この石段の下には、薬師本願経の経文が書かれた小石が埋められており、一段づづお賽銭(1円玉)を置いて厄を落としながら歩くのがお作法です。
お賽銭を置くのは厄年でなくてもOKなので、「最近ついてないな」と思う方は、ぜひチャレンジしてみよう。
また、境内からは四国八十八景の19番「一望する日和佐の町並み」として選ばれた風景を満喫できる。
日和佐湾と緑豊かな山々が連なる中で、人々が生活を営む町並みのバランスが素晴らしく、拍手喝采を贈りたい。
厄払いだけでなく、このような眺望を楽しめて満足して薬王寺を後にしました。
その後、美波町の市街地を巡りながら大浜海岸へ到着。
なるほど、ここにウミガメが産卵のためにやってくるのか。その姿を想像してご満悦。
また、太平洋と白浜、白い灯台が織りなす美しい景色に潮騒の調べが心地よいですね。
近くには、全国でも珍しいウミガメ専門の「日和佐うみがめ博物館」がありましたが、リニューアルのため工事中でした。
事前に知ってはいたのですが、やはり残念でしたね。
この博物館前には、ウミガメを模した公衆電話がある。うん、面白いな~。
日和佐うみがめ博物館から西へ約100m進むと八幡神社へ到着。神社前の道路には、存在感抜群の大きな楠が凄いですよ。気付いた時には、カメラで撮影していました。
さて、日も暮れてきましたのでお宿へ向かいます。その前に本日の旅のハイライトとして恋人岬へ向かうぞ。
恋人岬は大浜海岸から少し北へ登ったところにあり、約5分ほどで到着。
かつて海上交通で栄えた日和佐では、この岬から別れを惜しみながら旅の安全と再会を願う恋人たちの姿が見られたという。
そんな岬から大浜海岸を眺めながら、日が沈んでいきます。こうして本日の旅は、終わりを告げました。
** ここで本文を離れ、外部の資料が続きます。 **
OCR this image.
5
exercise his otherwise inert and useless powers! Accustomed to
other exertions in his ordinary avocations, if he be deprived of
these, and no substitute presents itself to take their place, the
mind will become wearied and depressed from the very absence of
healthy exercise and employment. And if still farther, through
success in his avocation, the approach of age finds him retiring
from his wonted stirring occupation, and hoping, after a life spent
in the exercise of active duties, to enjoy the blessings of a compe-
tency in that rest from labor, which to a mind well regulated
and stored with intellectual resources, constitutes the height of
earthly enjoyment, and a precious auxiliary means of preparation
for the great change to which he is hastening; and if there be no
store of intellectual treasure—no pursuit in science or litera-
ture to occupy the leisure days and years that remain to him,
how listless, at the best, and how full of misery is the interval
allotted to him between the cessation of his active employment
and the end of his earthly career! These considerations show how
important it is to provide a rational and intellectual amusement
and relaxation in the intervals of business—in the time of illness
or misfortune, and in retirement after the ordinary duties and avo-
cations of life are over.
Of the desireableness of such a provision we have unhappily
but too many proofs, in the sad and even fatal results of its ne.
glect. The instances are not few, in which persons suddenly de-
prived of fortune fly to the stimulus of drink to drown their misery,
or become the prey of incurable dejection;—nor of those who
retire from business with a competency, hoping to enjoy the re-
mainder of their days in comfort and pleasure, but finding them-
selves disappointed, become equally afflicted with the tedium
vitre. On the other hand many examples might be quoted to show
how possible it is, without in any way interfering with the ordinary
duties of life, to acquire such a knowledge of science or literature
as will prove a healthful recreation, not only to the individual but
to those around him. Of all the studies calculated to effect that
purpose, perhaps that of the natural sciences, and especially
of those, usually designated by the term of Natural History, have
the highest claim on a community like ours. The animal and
尚、薬王寺については、下記関連記事でくわしく紹介します。
まとめ
1日中天候に恵まれたため、気持ちの良い旅路を過ごせました。
本日を振り返ると、阿波海南文化村でDMVについて学んだり、貝の博物館「モラスコむぎ」で珍しい貝殻を見学できたのは面白かったですね。
その後、風光明媚な南阿波サンラインを駆け上りましたが、アップダウンの連続で結構走りごたえがあったかな。
美波町市街へ到着すると薬王寺へ参拝した後で、町中を巡りました。本日も充実した1日を過ごせたため大満足です。
明日はよいよ高知徳島旅の最終日。山越えして徳島市の市街地を目指すぞ。